Wissenschaftsdoku: Notfall im Mutterleib
Pränatale Operationen bergen Risiken
Immer häufiger gelingt es Fetalchirurgen, durch gewagte Eingriffe ungeborenes Leben zu retten. Denn die Wunden beim Baby verheilen noch im Mutterleib viel besser als bei einer OP nach der Geburt.
Die Kinderklinik von Philadelphia gilt als weltweit führend, was pränatale Operationen an Föten im Mutterleib angeht. Während der Operation holen die Ärzte den Fötus teilweise aus dem Uterus heraus, um ihn am Ende des Eingriffs wieder in die Gebärmutter zurückzulegen.

Im Grenzbereich der pränatalen Medizin
Diagnostikverfahren schaffen die Grundlage für  vorgeburtliche Befunde von Missbildungen an Föten.
Diagnostikverfahren schaffen die Grundlage für vorgeburtliche Befunde von Missbildungen an Föten.

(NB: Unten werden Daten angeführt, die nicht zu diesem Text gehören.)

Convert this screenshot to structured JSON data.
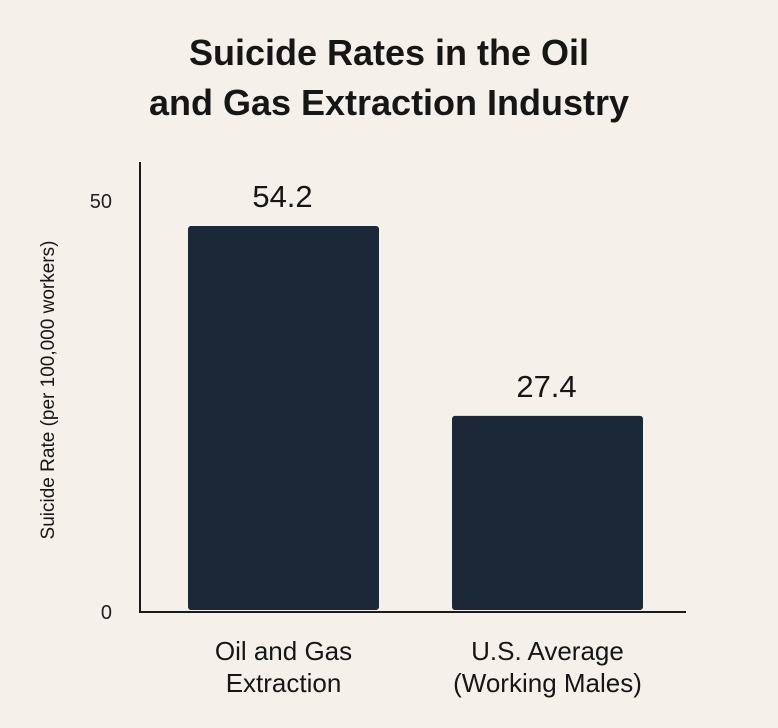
{
  "chart_data": {
    "type": "bar",
    "title_lines": [
      "Suicide Rates in the Oil",
      "and Gas Extraction Industry"
    ],
    "ylabel": "Suicide Rate (per 100,000 workers)",
    "xlabel": "",
    "categories": [
      [
        "Oil and Gas",
        "Extraction"
      ],
      [
        "U.S. Average",
        "(Working Males)"
      ]
    ],
    "values": [
      54.2,
      27.4
    ],
    "value_labels": [
      "54.2",
      "27.4"
    ],
    "yticks": [
      0,
      50
    ],
    "ytick_labels": [
      "0",
      "50"
    ],
    "ylim": [
      0,
      54.2
    ],
    "grid": false,
    "bar_color": "#1b2838",
    "axis_color": "#1b1b1b",
    "background": "#f5f1ea"
  }
}
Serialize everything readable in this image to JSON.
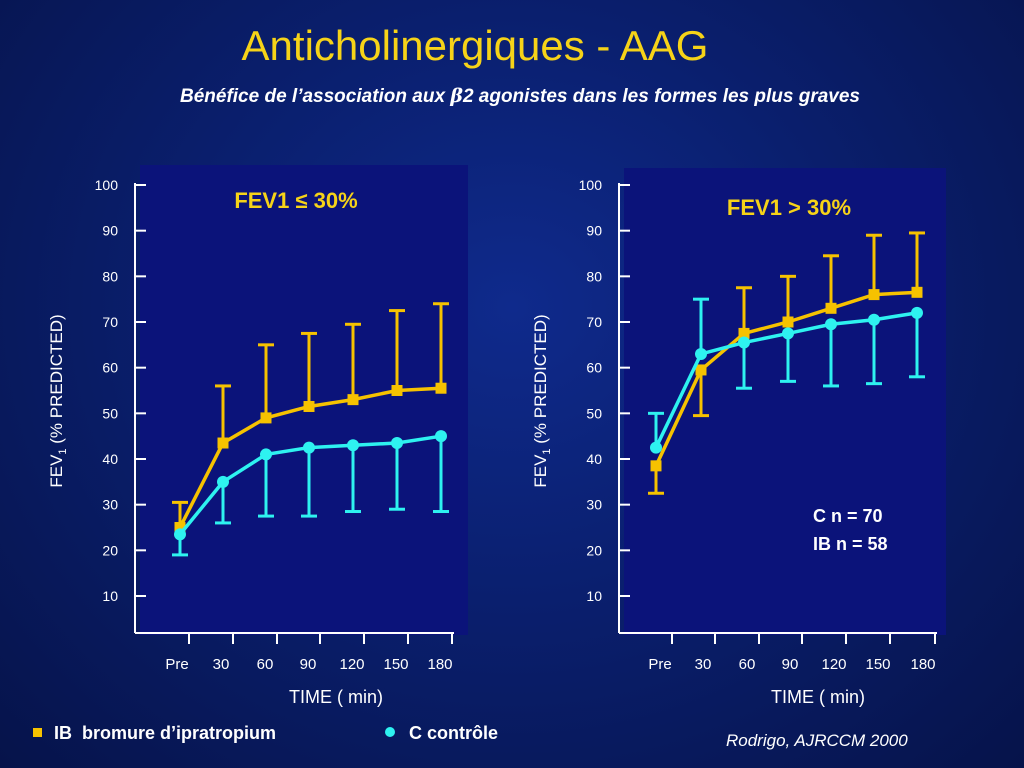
{
  "title": "Anticholinergiques - AAG",
  "subtitle_pre": "Bénéfice de l’association aux ",
  "subtitle_beta": "β",
  "subtitle_post": "2 agonistes dans les formes les plus graves",
  "colors": {
    "ib": "#f6c200",
    "c": "#2ef2f0",
    "title": "#f6d318",
    "plot_bg": "#0b137a"
  },
  "legend": {
    "ib_code": "IB",
    "ib_label": "bromure d’ipratropium",
    "c_code": "C",
    "c_label": "contrôle"
  },
  "citation": "Rodrigo, AJRCCM 2000",
  "chart_data": [
    {
      "type": "line",
      "title": "FEV1 ≤ 30%",
      "xlabel": "TIME ( min)",
      "ylabel_main": "FEV",
      "ylabel_sub": "1",
      "ylabel_rest": " (% PREDICTED)",
      "categories": [
        "Pre",
        "30",
        "60",
        "90",
        "120",
        "150",
        "180"
      ],
      "yticks": [
        10,
        20,
        30,
        40,
        50,
        60,
        70,
        80,
        90,
        100
      ],
      "ylim": [
        5,
        105
      ],
      "series": [
        {
          "name": "IB",
          "marker": "square",
          "values": [
            25,
            43.5,
            49,
            51.5,
            53,
            55,
            55.5
          ],
          "err": [
            30.5,
            56,
            65,
            67.5,
            69.5,
            72.5,
            74
          ]
        },
        {
          "name": "C",
          "marker": "circle",
          "values": [
            23.5,
            35,
            41,
            42.5,
            43,
            43.5,
            45
          ],
          "err": [
            19,
            26,
            27.5,
            27.5,
            28.5,
            29,
            28.5
          ]
        }
      ]
    },
    {
      "type": "line",
      "title": "FEV1 > 30%",
      "xlabel": "TIME ( min)",
      "ylabel_main": "FEV",
      "ylabel_sub": "1",
      "ylabel_rest": " (% PREDICTED)",
      "categories": [
        "Pre",
        "30",
        "60",
        "90",
        "120",
        "150",
        "180"
      ],
      "yticks": [
        10,
        20,
        30,
        40,
        50,
        60,
        70,
        80,
        90,
        100
      ],
      "ylim": [
        5,
        105
      ],
      "annotation_line1": "C  n = 70",
      "annotation_line2": "IB n = 58",
      "series": [
        {
          "name": "IB",
          "marker": "square",
          "values": [
            38.5,
            59.5,
            67.5,
            70,
            73,
            76,
            76.5
          ],
          "err": [
            32.5,
            49.5,
            77.5,
            80,
            84.5,
            89,
            89.5
          ]
        },
        {
          "name": "C",
          "marker": "circle",
          "values": [
            42.5,
            63,
            65.5,
            67.5,
            69.5,
            70.5,
            72
          ],
          "err": [
            50,
            75,
            55.5,
            57,
            56,
            56.5,
            58
          ]
        }
      ]
    }
  ]
}
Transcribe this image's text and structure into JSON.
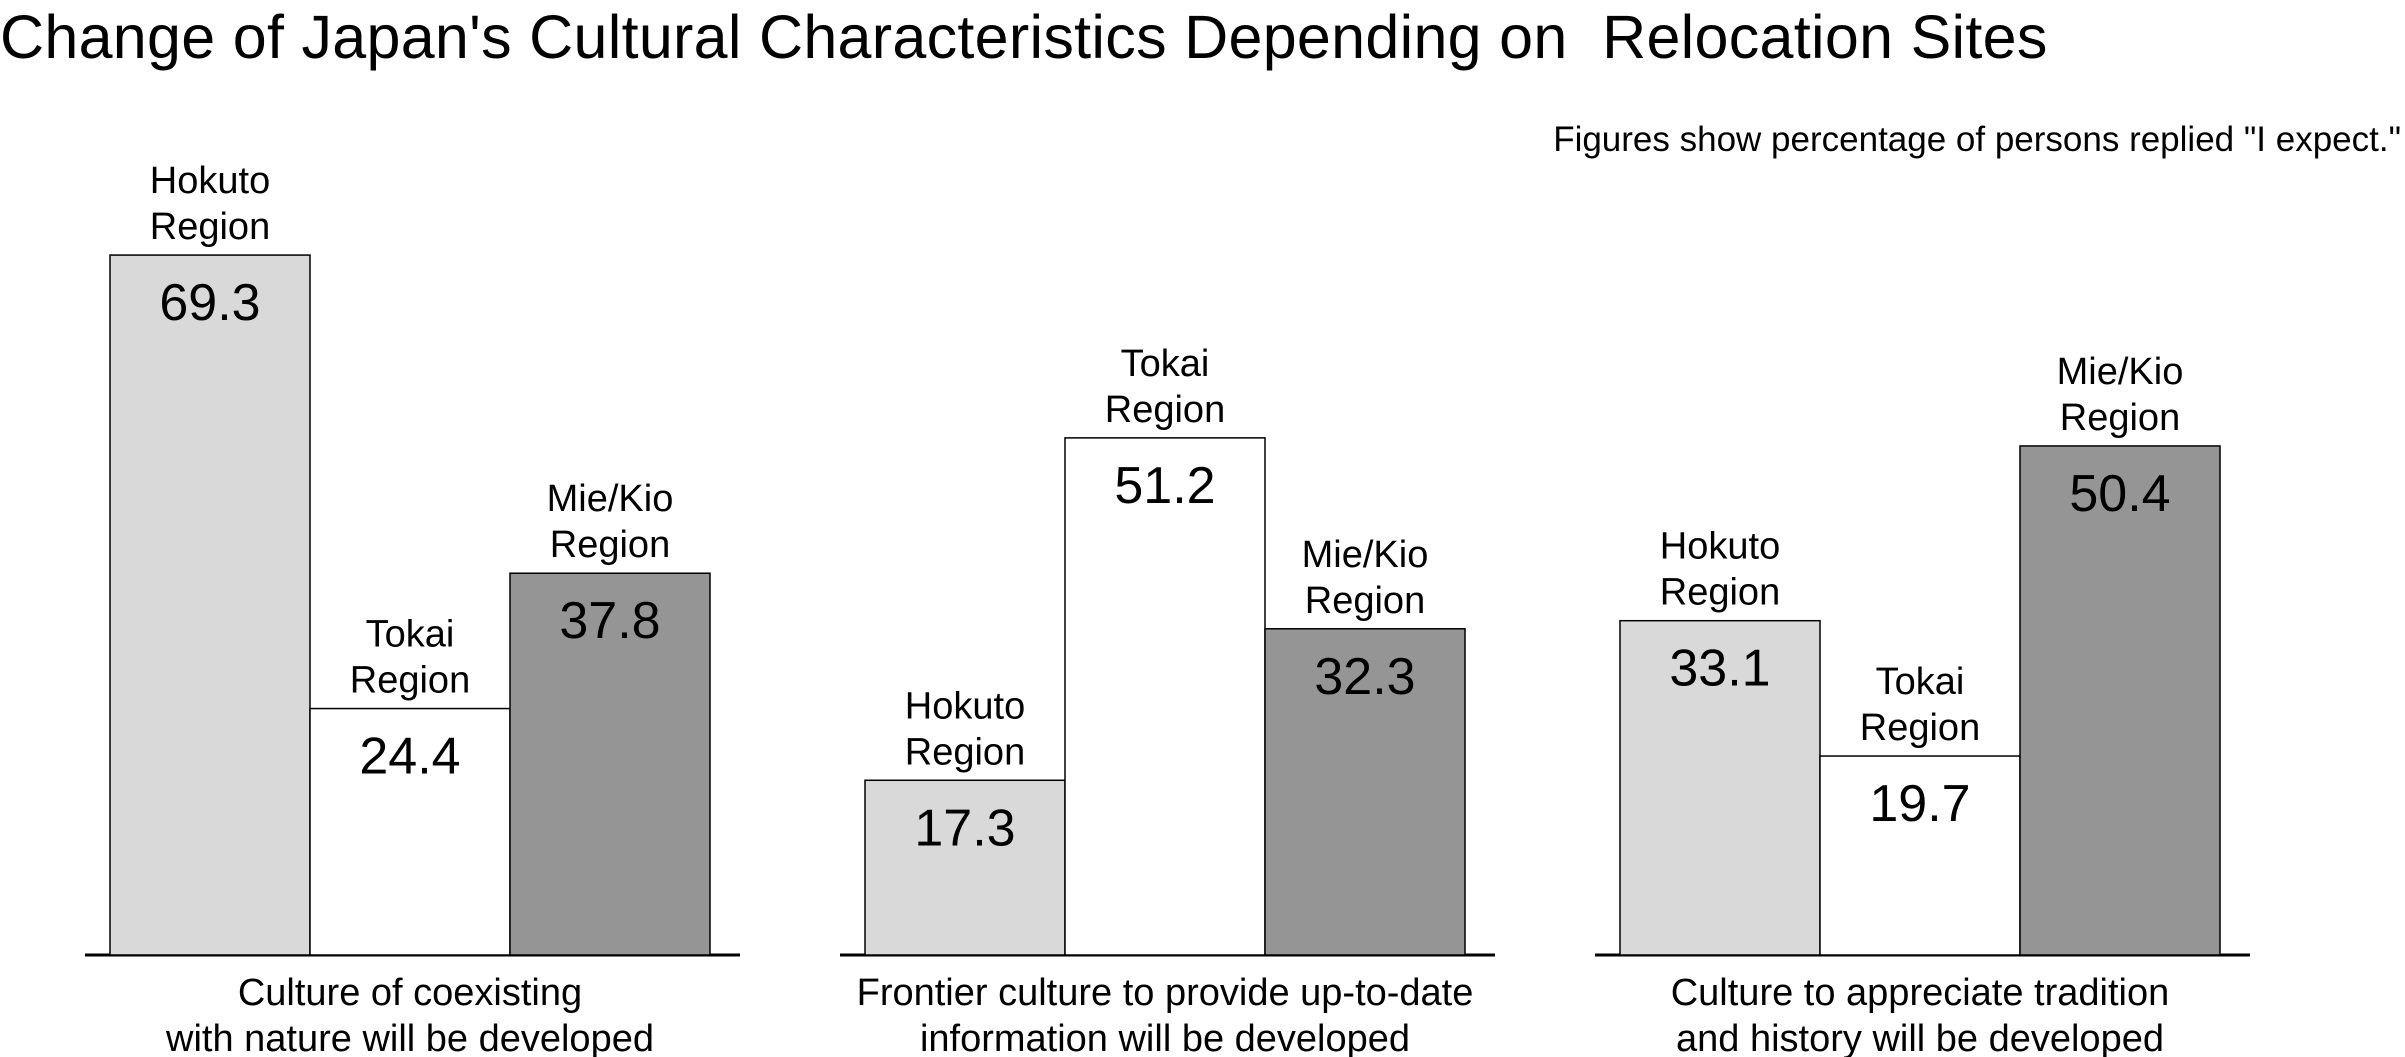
{
  "chart_data": {
    "type": "bar",
    "title": "Change of Japan's Cultural Characteristics Depending on  Relocation Sites",
    "note": "Figures show percentage of persons replied \"I expect.\"",
    "value_unit": "percent",
    "ylim": [
      0,
      72
    ],
    "grid": false,
    "legend": "none",
    "groups": [
      {
        "label_lines": [
          "Culture of coexisting",
          "with nature will be developed"
        ],
        "bars": [
          {
            "region_lines": [
              "Hokuto",
              "Region"
            ],
            "value": 69.3,
            "value_label": "69.3",
            "color": "#d9d9d9"
          },
          {
            "region_lines": [
              "Tokai",
              "Region"
            ],
            "value": 24.4,
            "value_label": "24.4",
            "color": "#ffffff"
          },
          {
            "region_lines": [
              "Mie/Kio",
              "Region"
            ],
            "value": 37.8,
            "value_label": "37.8",
            "color": "#959595"
          }
        ]
      },
      {
        "label_lines": [
          "Frontier culture to provide up-to-date",
          "information will be developed"
        ],
        "bars": [
          {
            "region_lines": [
              "Hokuto",
              "Region"
            ],
            "value": 17.3,
            "value_label": "17.3",
            "color": "#d9d9d9"
          },
          {
            "region_lines": [
              "Tokai",
              "Region"
            ],
            "value": 51.2,
            "value_label": "51.2",
            "color": "#ffffff"
          },
          {
            "region_lines": [
              "Mie/Kio",
              "Region"
            ],
            "value": 32.3,
            "value_label": "32.3",
            "color": "#959595"
          }
        ]
      },
      {
        "label_lines": [
          "Culture to appreciate tradition",
          "and history will be developed"
        ],
        "bars": [
          {
            "region_lines": [
              "Hokuto",
              "Region"
            ],
            "value": 33.1,
            "value_label": "33.1",
            "color": "#d9d9d9"
          },
          {
            "region_lines": [
              "Tokai",
              "Region"
            ],
            "value": 19.7,
            "value_label": "19.7",
            "color": "#ffffff"
          },
          {
            "region_lines": [
              "Mie/Kio",
              "Region"
            ],
            "value": 50.4,
            "value_label": "50.4",
            "color": "#959595"
          }
        ]
      }
    ]
  }
}
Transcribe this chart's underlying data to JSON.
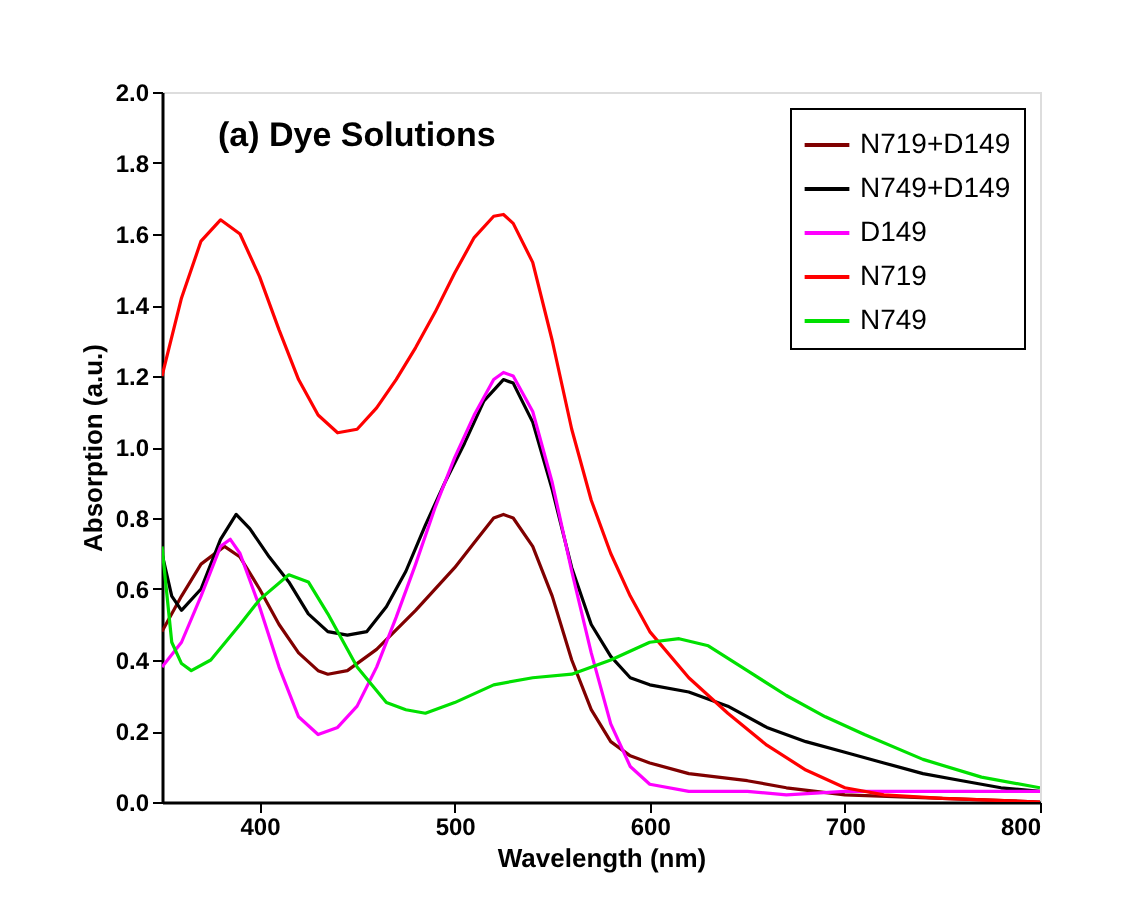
{
  "chart_data": {
    "type": "line",
    "title": "(a) Dye Solutions",
    "xlabel": "Wavelength (nm)",
    "ylabel": "Absorption (a.u.)",
    "xlim": [
      350,
      800
    ],
    "xticks": [
      400,
      500,
      600,
      700,
      800
    ],
    "ylim": [
      0,
      2
    ],
    "yticks": [
      {
        "value": 0,
        "label": "0.0"
      },
      0.2,
      0.4,
      0.6,
      0.8,
      {
        "value": 1,
        "label": "1.0"
      },
      1.2,
      1.4,
      1.6,
      1.8,
      {
        "value": 2,
        "label": "2.0"
      }
    ],
    "grid": false,
    "legend": "top right",
    "marker": "none",
    "line_style": "solid",
    "series": [
      {
        "name": "N719+D149",
        "color": "#800000",
        "x": [
          350,
          360,
          370,
          382,
          390,
          400,
          410,
          420,
          430,
          435,
          445,
          460,
          480,
          500,
          510,
          520,
          525,
          530,
          540,
          550,
          560,
          570,
          580,
          590,
          600,
          620,
          650,
          670,
          700,
          750,
          800
        ],
        "values": [
          0.48,
          0.58,
          0.67,
          0.72,
          0.69,
          0.6,
          0.5,
          0.42,
          0.37,
          0.36,
          0.37,
          0.43,
          0.54,
          0.66,
          0.73,
          0.8,
          0.81,
          0.8,
          0.72,
          0.58,
          0.4,
          0.26,
          0.17,
          0.13,
          0.11,
          0.08,
          0.06,
          0.04,
          0.02,
          0.01,
          0.0
        ]
      },
      {
        "name": "N749+D149",
        "color": "#000000",
        "x": [
          350,
          355,
          360,
          370,
          380,
          388,
          395,
          405,
          415,
          425,
          435,
          445,
          455,
          465,
          475,
          485,
          495,
          505,
          515,
          525,
          530,
          540,
          550,
          560,
          570,
          580,
          590,
          600,
          620,
          640,
          660,
          680,
          700,
          720,
          740,
          760,
          780,
          800
        ],
        "values": [
          0.7,
          0.58,
          0.54,
          0.6,
          0.74,
          0.81,
          0.77,
          0.69,
          0.62,
          0.53,
          0.48,
          0.47,
          0.48,
          0.55,
          0.65,
          0.78,
          0.9,
          1.01,
          1.13,
          1.19,
          1.18,
          1.07,
          0.88,
          0.66,
          0.5,
          0.41,
          0.35,
          0.33,
          0.31,
          0.27,
          0.21,
          0.17,
          0.14,
          0.11,
          0.08,
          0.06,
          0.04,
          0.03
        ]
      },
      {
        "name": "D149",
        "color": "#ff00ff",
        "x": [
          350,
          360,
          370,
          380,
          385,
          390,
          400,
          410,
          420,
          430,
          440,
          450,
          460,
          470,
          480,
          490,
          500,
          510,
          520,
          525,
          530,
          540,
          550,
          560,
          570,
          580,
          590,
          600,
          620,
          650,
          670,
          700,
          730,
          800
        ],
        "values": [
          0.38,
          0.45,
          0.58,
          0.72,
          0.74,
          0.7,
          0.55,
          0.38,
          0.24,
          0.19,
          0.21,
          0.27,
          0.38,
          0.52,
          0.67,
          0.83,
          0.97,
          1.09,
          1.19,
          1.21,
          1.2,
          1.1,
          0.9,
          0.65,
          0.42,
          0.22,
          0.1,
          0.05,
          0.03,
          0.03,
          0.02,
          0.03,
          0.03,
          0.03
        ]
      },
      {
        "name": "N719",
        "color": "#ff0000",
        "x": [
          350,
          360,
          370,
          380,
          390,
          400,
          410,
          420,
          430,
          440,
          450,
          460,
          470,
          480,
          490,
          500,
          510,
          520,
          525,
          530,
          540,
          550,
          560,
          570,
          580,
          590,
          600,
          620,
          640,
          660,
          680,
          700,
          720,
          750,
          800
        ],
        "values": [
          1.2,
          1.42,
          1.58,
          1.64,
          1.6,
          1.48,
          1.33,
          1.19,
          1.09,
          1.04,
          1.05,
          1.11,
          1.19,
          1.28,
          1.38,
          1.49,
          1.59,
          1.65,
          1.655,
          1.63,
          1.52,
          1.3,
          1.05,
          0.85,
          0.7,
          0.58,
          0.48,
          0.35,
          0.25,
          0.16,
          0.09,
          0.04,
          0.02,
          0.01,
          0.0
        ]
      },
      {
        "name": "N749",
        "color": "#00e000",
        "x": [
          350,
          355,
          360,
          365,
          375,
          390,
          400,
          415,
          425,
          435,
          450,
          465,
          475,
          485,
          500,
          520,
          540,
          560,
          580,
          600,
          615,
          630,
          650,
          670,
          690,
          710,
          740,
          770,
          800
        ],
        "values": [
          0.72,
          0.45,
          0.39,
          0.37,
          0.4,
          0.5,
          0.57,
          0.64,
          0.62,
          0.53,
          0.38,
          0.28,
          0.26,
          0.25,
          0.28,
          0.33,
          0.35,
          0.36,
          0.4,
          0.45,
          0.46,
          0.44,
          0.37,
          0.3,
          0.24,
          0.19,
          0.12,
          0.07,
          0.04
        ]
      }
    ]
  }
}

Das Team um Holly Hedrick von der Kinderklinik in Philadelphia lässt Kinder gewissermaßen zweimal zur Welt kommen: Bei der pränatalen OP und einige Wochen später dann bei der eigentlichen Geburt. Vor über 30 Jahren hatte Michael Harrison an der Universität von San Francisco erstmals ein Kind im Uterus operiert. Ursprünglich wurden nur seltene Fehlbildungen korrigiert, die unkorrigiert zum Tod des Kindes noch vor der Geburt geführt hätten. Inzwischen wagen sich die Fetalchirurgen immer weiter in den Grenzbereich der pränatalen Medizin vor. Immer noch verbunden mit einem hohen Risiko versuchen die Experten nicht mehr nur das Leben der Kleinsten zu retten, sondern ihnen auch die Hoffnung auf eine verbesserte Lebensqualität zu geben.

Ein Film von Monica Lange
Die Doku begleitet Familien während unterschiedlicher Phasen ihres emotionalen Entscheidungsprozesses für oder gegen einen Eingriff während der Schwangerschaft. Immerhin ist die Operation eine große Belastung für Mutter und Kind. Durch die oft monatelange Betreuung entwickelt sich zwischen Patienten und dem engagierten Ärzteteam eine ungewöhnlich enge Bindung.